There are three proposals that appear likely to be considered.
In voting on H.R. 15, the House will consider elimination of Bush-era tax breaks on incomes over $250,000 per year and the one year extension of tax breaks for families earning less than $250,000, a group making up 98% of North Carolinian taxpayers. In eliminating the tax breaks for the wealthiest 2% of Americans, the country will be better positioned to tackle our long-term fiscal challenges by saving nearly $1 trillion over the next decade.

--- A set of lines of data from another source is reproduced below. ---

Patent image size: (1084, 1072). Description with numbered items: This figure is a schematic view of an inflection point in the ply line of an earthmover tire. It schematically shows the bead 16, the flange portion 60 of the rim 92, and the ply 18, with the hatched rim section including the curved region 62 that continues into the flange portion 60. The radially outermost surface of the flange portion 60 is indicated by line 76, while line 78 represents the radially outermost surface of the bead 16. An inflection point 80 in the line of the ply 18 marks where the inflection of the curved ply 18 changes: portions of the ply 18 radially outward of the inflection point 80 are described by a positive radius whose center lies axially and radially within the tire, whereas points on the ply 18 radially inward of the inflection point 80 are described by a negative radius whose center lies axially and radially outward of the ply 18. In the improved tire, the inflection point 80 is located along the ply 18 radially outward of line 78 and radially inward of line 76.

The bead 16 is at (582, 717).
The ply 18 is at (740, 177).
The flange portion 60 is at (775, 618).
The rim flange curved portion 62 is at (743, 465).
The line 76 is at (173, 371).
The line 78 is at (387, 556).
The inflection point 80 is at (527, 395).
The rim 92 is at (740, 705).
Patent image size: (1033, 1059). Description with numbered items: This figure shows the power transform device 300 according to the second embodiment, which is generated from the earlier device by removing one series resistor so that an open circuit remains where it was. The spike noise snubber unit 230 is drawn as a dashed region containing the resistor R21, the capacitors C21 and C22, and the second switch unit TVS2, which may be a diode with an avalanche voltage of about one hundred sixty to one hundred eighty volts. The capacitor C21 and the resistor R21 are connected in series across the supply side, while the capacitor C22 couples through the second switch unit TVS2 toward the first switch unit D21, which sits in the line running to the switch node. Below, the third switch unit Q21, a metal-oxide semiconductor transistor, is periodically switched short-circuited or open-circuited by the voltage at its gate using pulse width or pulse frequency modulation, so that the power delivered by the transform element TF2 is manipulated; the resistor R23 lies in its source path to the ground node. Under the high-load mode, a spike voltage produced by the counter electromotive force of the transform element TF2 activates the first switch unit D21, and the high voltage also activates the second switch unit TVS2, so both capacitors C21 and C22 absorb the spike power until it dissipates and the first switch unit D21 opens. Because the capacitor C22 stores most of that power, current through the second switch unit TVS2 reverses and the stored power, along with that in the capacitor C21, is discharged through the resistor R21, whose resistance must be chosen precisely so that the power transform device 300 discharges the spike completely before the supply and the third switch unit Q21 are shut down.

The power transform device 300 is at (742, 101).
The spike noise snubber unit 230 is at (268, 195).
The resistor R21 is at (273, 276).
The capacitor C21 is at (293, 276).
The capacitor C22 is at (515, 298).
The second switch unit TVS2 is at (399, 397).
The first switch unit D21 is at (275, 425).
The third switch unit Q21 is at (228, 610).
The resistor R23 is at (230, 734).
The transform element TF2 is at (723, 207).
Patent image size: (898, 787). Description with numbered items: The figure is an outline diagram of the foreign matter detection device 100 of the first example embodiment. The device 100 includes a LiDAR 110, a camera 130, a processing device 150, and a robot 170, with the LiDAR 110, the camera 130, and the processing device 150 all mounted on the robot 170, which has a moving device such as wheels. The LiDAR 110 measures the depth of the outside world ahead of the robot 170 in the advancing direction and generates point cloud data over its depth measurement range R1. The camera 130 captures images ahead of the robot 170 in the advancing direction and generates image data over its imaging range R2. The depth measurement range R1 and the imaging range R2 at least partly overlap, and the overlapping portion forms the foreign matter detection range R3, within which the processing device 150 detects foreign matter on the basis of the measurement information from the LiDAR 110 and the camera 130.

Important as well are the extensions of key middle- and low-income income tax provisions signed into law by President Obama. This legislation would ensure that North Carolina’s working families will continue to receive Child Tax Credits worth more $800 per family, Earned Income Tax Credits (EITC) worth $500 per family, and the American Opportunity Credit, which assists millions of American college students. It is estimated that more than 500,000 families in North Carolina would benefit from the extension of the Child Tax Credit and EITC alone.
In contrast, however, the second plan under consideration by the House—H.R. 8—will extend for one year all of the Bush-era tax policies, including tax breaks for the top 2%those with incomes over $250,000. At the same time as it keeps in place tax cuts for the wealthiest Americans, this plan allows all of the tax credits for middle and low-income working families to expire, affecting 13 million Americans.
A third proposal, HR 6169, would provide for an expedited procedure for considering a revenue neutral tax reform legislation that flattens the federal personal income tax structure, reduces the corporate income tax, and purportedly attempts to pay for these tax reductions by closing various tax loopholes and eliminating tax expenditures. In practice, this may lead to deep tax reductions for high-income Americans and the elimination of important tax credits for millions of middle- and low-income Americans.
These upcoming votes will be critical in setting the stage for discussion of the fairness of our tax system and will have a significant impact on North Carolinians. To get back on track, it will be critical that Congress end the tax breaks for the wealthiest 2%.